The novel is sometimes funny, often startingly well observed, and full of cruelty

She added that the novel, a story of poverty and politics in an English village – of which a million copies have been pre-ordered – was “sometimes funny, often startlingly well observed, and full of cruelty and despair”.

But The Mirror tabloid labelled it “Harry Potter and the Goblet of Filth”, warning the author famed for her stories of young wizards was “sure to face stern criticism for featuring the C-word and F-word hundreds of times”.

Theo Tait in The Guardian newspaper said: “The Casual Vacancy is no masterpiece, but it’s not bad at all: intelligent, workmanlike and often funny.

“The worst you could say about it, really, is that it doesn’t deserve the media frenzy surrounding it. And who nowadays thinks that merit and publicity have anything do with each other?”

He labelled the edgier scenes “superficial excitements”, saying the novel created a sense of “slight anti-climax” despite its “richly peopled, densely-imagined world”.

Set in the picturesque fictional village of Pagford in England, the black comedy deals with the fight to fill a slot on the parish council after the incumbent’s sudden death, and hinges on the fate of a squalid housing estate.

Kept closely under wraps until publication, it hit bookshops yesterday and is expected to become Britain’s top-selling fiction title.

In The Independent, Boyd Tonkin called it a “song of freedom” after Rowling’s seven child-ren’s books, which made her the world’s first billionaire author.

While decrying the novel’s “clunkily satirical set-pieces”, he said it “picks up passion, verve and even magic” when dealing with its teenage characters.

“All the social and hormonal turbulence that the later Potter volumes had to veil in the euphemisms of fantasy appear in plain sight here,” he wrote. “The novel builds into a vividly melo-dramatic climax with these kids at its heart.”

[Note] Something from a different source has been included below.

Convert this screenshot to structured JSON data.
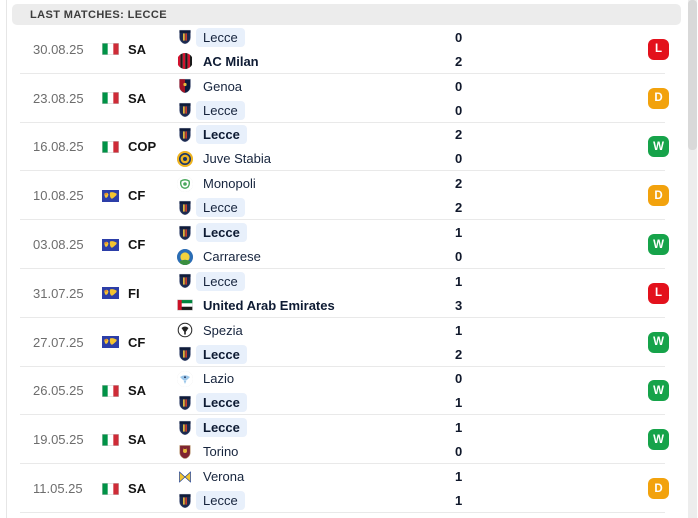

And writing in The Times, Erica Wagner said the book was founded on “the idea of the novel as a force for social good” but could be “a tiny bit dull”.

For the Telegraph’s reviewer, however, a top concern was the risk of the book falling into the wrong hands.

“In the coming days, along with thousands of parents around the world,” she wrote, “I will have to do something that offends our best instincts: I will try to stop my children reading a book.”